Background

Aberrant glycine metabolism, an emerging hallmark of cancer, contributes to the aggressive proliferation [1] and invasion [2] of tumor cells. Glycine decarboxylase (GLDC) is the rate-limiting enzyme of glycine cleavage system that catabolizes glycine to feed one-carbon metabolism in mitochondria. A recent study suggests it plays a crucial role in tumorigenesis by promoting proliferation and pyrimidine synthesis of tumor initiation cells [3]. However, while its tumorigenic role is being unveiled, how it is de-regulated in tumor cells remains obscure. Here we present results showing that GLDC is a direct target for Snail, the key transcriptional repressor controlling the epithelial-mesenchymal transition (EMT) program during embryogenesis and tumor progression.

Materials and method

We have generated clones of lung cancer A549 cells expressing Snail under the control of doxycycline-inducible promoter. Genes that are significantly down regulated in Snail-expressing cells are identified by comparative gene expression profiling with Illumina RNA-seq.

Results

DAVID Gene Ontology analysis of Snail-responsive genes shows highest enrichment for cell adhesion, extracellular matrix, cytoskeleton, cell migration and proliferation, which validates the EMT functionality of transfected Snail.

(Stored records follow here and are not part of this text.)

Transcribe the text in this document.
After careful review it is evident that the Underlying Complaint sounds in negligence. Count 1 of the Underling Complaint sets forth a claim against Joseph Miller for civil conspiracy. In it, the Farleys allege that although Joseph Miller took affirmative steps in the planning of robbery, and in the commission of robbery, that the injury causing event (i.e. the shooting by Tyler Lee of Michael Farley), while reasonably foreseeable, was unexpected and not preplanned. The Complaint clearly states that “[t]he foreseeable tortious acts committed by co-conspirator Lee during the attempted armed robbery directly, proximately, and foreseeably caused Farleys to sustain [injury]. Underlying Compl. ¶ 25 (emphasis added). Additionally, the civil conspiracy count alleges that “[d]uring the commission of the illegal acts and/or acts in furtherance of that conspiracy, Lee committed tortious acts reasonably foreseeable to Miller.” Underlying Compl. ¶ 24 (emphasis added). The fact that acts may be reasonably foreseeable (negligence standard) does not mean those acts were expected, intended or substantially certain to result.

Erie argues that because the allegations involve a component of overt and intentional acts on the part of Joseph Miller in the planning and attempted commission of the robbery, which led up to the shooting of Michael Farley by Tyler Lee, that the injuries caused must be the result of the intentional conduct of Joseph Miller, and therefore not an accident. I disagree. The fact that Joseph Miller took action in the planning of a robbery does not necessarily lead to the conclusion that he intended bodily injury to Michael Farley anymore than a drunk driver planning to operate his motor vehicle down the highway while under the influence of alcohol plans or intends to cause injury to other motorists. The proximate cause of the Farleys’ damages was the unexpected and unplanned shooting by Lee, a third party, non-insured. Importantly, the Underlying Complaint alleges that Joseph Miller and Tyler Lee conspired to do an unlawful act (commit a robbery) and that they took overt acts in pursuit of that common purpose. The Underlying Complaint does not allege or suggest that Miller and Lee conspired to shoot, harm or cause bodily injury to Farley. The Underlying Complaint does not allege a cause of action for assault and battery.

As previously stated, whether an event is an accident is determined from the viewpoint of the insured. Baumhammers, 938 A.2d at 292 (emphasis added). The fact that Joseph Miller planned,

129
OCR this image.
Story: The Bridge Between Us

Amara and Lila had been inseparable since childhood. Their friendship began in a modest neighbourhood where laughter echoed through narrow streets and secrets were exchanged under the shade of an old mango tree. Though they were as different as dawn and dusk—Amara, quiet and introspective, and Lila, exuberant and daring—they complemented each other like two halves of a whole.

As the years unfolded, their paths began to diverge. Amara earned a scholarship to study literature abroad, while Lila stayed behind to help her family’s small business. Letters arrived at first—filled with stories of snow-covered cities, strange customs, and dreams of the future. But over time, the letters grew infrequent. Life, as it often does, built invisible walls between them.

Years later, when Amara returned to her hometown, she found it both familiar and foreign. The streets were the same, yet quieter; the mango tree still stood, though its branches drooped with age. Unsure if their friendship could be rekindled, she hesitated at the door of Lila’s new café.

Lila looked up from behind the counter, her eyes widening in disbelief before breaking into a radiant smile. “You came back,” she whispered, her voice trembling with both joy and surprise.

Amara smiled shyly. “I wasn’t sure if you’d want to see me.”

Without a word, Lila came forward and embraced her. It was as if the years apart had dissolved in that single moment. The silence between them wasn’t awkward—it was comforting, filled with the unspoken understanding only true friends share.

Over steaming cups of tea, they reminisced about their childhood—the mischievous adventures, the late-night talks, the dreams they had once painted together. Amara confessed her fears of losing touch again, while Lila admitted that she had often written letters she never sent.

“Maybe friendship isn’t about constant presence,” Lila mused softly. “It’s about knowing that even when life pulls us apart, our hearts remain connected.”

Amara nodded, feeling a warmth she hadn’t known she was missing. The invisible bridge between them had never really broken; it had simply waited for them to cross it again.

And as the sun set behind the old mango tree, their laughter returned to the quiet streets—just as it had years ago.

Interestingly, GLDC is found among the genes whose expressions are most down regulated in Snail-expressing cells. We further show that GLDC expression is significantly repressed at both mRNA and protein levels in response to Snail induction or by TGF-β treatment in a dose- and time-dependent manner in multiple cell lines. Sequence analysis reveals a couple of evolutionally conserved putative Snail-binding elements existing at the upstream proximal to the transcription start site within GLDC promoter. Using luciferase reporter assay and ChIP analysis, we show that wide-type not mutant Snail represses GLDC promoter activity by binding to GLDC promoter. Thus our genome-wide transcriptome screening and molecular characterization reveal GDLC as a new direct target for Snail. Given the critical role of Snail in endowing migratory and invasive cellular phenotypes, these results suggest the potential contribution of GLDC-mediated cellular metabolism to metastatic tumor progression.